Was haben gebrauchte Nespressokapseln, ein verschlissener Teppich und alte Notenblätter eigentlich auf dem Müll zu suchen? Laut Helmut Ott und Robert Kis nichts. Das machten der Münchner Choreograf und sein Kostümbildner zusammen mit Tänzerin Katrin Schafitel am Donnerstag im Ulmer Stadthaus deutlich. "Müllzappen" war folglich die Tanz-Performance mit Video-Backdrop überschrieben, eine von drei Veranstaltungen zum Thema "Tanz multimedial - interaktiv - bewegend".

Während Helmut Ott sich auf der linken Seite unter einem großen Video-Band-Salat windet, zieht der rechts am Bühnenrand hockende Robert Kis das Band aus einer Kassette und verbindet sich damit die Augen. Katrin Schafitel scheint derweil in der Mitte des kargen Raums aus Trance zu erwachen, streckt und räkelt sich. Zur Untermalung verwendet Ott unterschiedliche Elektroklänge. Auf eine Leinwand projiziert werden dazu schnelle Bilder, teilweise unkenntliche Szenen und nur halb leserliche Zitate, die das vierte Mitglied dieser freien Gruppe, Vivien Holm, zusammengeschnitten hat.
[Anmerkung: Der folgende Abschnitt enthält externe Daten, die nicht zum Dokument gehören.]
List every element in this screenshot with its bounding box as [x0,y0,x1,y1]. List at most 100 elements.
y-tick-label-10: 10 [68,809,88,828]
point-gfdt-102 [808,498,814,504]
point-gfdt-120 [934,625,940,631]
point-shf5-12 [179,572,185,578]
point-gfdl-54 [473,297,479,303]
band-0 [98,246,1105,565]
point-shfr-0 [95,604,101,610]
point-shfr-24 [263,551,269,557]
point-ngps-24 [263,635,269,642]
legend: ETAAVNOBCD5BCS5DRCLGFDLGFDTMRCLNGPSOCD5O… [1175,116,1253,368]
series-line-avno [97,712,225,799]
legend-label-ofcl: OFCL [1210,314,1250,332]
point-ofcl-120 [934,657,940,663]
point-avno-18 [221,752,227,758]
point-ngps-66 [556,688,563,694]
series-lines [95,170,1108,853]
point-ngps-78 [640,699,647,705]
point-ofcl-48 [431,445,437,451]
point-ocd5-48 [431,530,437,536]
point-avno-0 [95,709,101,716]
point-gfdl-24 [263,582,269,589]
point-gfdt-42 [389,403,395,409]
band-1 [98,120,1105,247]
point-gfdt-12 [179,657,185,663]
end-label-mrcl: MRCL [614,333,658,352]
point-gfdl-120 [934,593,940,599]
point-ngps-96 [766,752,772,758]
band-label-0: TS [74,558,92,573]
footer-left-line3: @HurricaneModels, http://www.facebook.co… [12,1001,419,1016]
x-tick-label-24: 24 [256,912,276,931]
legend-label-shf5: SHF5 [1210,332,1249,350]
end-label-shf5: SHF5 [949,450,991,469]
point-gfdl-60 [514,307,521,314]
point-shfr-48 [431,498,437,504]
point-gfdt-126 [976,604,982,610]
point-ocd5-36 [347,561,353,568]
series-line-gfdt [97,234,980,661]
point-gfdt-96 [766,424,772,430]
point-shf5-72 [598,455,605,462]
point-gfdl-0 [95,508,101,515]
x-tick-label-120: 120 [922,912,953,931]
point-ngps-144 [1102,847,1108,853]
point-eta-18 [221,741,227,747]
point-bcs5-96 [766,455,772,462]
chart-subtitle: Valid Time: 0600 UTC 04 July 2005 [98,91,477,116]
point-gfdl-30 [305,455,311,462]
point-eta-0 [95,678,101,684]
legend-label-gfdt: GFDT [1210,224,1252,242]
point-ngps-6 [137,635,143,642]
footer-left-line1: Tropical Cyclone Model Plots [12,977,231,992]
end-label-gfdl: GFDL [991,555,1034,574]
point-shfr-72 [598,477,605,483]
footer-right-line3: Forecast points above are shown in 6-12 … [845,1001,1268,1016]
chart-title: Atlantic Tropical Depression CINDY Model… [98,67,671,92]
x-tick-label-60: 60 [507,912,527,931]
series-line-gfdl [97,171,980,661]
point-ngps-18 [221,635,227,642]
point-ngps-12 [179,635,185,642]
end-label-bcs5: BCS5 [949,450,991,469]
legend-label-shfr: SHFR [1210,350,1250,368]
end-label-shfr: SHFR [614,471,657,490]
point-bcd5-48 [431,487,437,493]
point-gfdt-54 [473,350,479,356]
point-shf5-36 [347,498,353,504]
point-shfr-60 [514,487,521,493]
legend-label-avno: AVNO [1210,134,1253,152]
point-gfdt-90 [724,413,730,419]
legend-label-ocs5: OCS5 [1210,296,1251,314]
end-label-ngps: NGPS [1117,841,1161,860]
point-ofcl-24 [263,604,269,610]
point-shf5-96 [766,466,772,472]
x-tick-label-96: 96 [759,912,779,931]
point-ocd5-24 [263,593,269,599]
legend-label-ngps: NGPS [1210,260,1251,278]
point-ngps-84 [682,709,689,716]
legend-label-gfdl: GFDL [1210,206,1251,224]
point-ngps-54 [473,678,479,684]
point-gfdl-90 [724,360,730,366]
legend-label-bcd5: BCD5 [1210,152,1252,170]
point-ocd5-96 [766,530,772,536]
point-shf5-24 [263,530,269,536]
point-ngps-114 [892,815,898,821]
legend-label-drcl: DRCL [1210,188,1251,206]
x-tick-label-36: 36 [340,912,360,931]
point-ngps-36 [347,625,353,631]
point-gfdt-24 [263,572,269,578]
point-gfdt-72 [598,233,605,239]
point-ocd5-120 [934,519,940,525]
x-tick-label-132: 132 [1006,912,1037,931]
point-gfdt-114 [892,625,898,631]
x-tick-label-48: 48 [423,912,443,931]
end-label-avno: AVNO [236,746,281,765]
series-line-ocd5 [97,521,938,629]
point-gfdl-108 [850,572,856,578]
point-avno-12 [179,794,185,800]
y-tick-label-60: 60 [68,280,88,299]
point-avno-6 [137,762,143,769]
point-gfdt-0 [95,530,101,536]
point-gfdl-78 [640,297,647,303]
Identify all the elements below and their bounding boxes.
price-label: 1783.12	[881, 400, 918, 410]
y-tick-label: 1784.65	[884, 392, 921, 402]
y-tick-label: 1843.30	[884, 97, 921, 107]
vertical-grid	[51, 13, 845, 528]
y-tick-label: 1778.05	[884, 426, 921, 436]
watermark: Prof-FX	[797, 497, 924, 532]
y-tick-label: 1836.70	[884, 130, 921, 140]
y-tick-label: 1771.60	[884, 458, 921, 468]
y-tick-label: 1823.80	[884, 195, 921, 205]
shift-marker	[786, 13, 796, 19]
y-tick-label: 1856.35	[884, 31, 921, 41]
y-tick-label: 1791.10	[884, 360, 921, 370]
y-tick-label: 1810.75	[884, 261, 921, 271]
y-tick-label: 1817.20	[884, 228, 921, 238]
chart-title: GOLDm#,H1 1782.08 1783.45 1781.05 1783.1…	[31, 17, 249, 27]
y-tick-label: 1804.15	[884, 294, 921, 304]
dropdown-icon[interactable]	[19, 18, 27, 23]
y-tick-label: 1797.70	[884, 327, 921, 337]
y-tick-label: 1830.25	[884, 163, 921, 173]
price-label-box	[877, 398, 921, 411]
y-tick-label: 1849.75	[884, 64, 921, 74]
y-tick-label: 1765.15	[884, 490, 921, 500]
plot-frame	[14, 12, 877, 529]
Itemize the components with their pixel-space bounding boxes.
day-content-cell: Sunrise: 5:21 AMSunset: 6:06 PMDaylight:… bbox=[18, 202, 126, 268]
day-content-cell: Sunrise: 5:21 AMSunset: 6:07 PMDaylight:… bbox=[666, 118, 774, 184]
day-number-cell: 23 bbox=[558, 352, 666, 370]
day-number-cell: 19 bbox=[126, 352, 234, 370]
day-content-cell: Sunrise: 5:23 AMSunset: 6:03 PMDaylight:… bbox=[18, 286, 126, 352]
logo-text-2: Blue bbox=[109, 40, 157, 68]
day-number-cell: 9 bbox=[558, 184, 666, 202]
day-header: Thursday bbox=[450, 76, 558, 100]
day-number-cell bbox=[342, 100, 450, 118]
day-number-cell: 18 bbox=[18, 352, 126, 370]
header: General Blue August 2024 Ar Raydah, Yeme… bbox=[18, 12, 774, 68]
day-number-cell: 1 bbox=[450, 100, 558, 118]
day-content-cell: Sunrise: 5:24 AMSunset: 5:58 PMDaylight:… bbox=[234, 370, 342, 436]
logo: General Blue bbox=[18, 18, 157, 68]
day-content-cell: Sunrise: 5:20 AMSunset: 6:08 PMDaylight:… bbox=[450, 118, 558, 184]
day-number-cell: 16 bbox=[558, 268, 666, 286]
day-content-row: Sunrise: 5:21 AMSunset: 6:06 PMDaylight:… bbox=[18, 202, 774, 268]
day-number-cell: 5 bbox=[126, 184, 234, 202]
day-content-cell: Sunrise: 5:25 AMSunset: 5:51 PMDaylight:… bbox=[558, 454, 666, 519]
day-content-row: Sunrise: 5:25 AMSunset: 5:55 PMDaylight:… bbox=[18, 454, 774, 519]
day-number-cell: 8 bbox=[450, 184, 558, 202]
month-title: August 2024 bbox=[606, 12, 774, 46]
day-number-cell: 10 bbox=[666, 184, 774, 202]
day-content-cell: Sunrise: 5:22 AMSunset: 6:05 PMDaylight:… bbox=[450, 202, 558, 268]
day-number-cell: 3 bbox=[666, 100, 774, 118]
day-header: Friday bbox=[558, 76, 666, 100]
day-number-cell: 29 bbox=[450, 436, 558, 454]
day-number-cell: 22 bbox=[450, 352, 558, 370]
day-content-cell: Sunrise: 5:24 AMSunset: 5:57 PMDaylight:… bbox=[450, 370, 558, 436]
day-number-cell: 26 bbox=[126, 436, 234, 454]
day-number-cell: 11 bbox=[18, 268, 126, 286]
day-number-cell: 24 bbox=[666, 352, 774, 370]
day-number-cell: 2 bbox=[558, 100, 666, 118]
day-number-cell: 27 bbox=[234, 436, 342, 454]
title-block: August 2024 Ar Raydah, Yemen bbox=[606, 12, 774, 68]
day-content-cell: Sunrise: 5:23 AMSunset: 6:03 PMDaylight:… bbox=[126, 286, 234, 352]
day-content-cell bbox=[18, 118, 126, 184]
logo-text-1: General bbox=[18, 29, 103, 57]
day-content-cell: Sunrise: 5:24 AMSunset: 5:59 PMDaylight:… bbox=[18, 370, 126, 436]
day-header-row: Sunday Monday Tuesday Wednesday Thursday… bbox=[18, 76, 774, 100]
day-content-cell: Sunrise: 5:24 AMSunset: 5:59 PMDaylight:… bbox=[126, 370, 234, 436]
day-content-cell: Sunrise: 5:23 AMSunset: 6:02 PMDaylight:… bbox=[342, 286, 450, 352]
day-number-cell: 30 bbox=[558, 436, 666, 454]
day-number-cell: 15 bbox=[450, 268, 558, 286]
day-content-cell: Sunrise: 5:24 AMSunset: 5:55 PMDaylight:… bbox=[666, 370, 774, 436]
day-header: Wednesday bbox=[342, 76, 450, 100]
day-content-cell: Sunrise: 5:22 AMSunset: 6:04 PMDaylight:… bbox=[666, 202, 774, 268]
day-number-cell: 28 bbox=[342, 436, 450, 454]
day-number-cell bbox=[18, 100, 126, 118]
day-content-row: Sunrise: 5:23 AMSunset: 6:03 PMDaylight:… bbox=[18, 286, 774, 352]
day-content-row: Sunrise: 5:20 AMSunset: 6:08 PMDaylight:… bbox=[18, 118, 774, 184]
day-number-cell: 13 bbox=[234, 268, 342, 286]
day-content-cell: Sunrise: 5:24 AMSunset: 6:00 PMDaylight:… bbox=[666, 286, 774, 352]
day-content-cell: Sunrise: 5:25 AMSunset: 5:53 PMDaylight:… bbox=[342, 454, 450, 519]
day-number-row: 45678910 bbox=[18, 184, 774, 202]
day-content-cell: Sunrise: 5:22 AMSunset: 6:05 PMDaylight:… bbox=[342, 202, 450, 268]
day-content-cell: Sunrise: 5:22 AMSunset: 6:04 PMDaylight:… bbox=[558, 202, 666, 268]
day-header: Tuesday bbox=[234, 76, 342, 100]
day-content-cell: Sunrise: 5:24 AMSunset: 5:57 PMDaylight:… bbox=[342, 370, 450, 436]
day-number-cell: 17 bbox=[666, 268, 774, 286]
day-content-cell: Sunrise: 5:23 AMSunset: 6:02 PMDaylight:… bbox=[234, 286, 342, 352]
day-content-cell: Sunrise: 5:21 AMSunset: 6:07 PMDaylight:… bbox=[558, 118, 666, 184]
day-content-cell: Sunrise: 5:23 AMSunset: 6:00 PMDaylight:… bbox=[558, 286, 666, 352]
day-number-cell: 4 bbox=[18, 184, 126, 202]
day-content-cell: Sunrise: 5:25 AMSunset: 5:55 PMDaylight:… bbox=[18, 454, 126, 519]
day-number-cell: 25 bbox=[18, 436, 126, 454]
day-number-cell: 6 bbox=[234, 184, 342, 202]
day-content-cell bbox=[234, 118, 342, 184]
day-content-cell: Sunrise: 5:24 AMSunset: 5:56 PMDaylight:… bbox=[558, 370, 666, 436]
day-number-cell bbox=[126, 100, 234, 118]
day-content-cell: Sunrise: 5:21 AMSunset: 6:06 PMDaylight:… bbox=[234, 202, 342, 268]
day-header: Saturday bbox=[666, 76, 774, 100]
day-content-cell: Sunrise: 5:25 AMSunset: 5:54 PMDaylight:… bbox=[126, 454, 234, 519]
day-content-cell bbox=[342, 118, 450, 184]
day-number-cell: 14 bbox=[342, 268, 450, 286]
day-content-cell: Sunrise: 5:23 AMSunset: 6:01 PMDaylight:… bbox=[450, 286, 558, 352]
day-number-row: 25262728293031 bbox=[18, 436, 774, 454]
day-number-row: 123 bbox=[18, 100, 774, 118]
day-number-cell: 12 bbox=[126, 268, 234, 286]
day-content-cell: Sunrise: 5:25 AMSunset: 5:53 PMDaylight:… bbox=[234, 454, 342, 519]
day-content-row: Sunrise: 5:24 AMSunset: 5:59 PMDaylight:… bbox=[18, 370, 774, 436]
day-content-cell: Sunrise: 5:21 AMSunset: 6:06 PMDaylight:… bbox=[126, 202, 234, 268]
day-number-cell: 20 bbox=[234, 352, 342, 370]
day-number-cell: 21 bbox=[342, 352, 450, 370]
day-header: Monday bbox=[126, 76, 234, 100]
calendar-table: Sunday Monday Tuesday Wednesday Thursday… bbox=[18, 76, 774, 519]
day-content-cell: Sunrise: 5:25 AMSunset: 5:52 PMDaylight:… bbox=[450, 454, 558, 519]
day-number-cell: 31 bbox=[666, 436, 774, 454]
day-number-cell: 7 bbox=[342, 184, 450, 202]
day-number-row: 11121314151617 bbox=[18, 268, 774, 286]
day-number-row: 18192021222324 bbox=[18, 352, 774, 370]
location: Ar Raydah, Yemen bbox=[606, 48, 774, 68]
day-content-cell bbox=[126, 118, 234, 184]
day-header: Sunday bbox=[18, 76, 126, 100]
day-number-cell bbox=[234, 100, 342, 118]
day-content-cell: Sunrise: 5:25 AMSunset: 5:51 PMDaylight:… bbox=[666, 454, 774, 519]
Die Aufmerksamkeit zappt - passend zum Titel des Stücks - zwischen Video und Bühnengeschehen hin und her.

Das Video entstand, als Ott und Kis Abfallprozesse in Form eines Tagebuchs schriftlich und fotografisch dokumentierten. Die beiden Künstler haben dabei Müll auf außergewöhnliche Weise analysiert. Alltagsmüll, Datenmüll - alles eine Spur in die Vergangenheit, die Informationen über Lebensumstände liefert. Verbrauchtes ist in diesem Stück nicht gleich Verbrauchtes.

Auch die Kostüme des hauptberuflichen Designers Kis sind von Dingen inspiriert, die er täglich in seiner Umwelt findet. Daraus kreiert er sogenannte Objektkostüme, die den Wert des Abfalls zeigen sollen. Sogar die Requisiten bestehen aus Müll, die ganze Bühne wird zum Labor, die Choreografie ist gepaart mit improvisiertem Tanz.

Ganz schön viel Müll für ein einziges Stück. Klingt abstrakt und ist es auch. Die unzähligen Infos und Wiederholungen sollen die Konzentration des Zuschauers stören und ihn so überfordern. Er wird buchstäblich zugemüllt und soll selbst entscheiden, auf was er sich konzentriert. Was ist Müll, was nicht? Ganz wie im informationsüberfluteten Alltag. Der eine oder andere war damit aber doch etwas zu überfordert.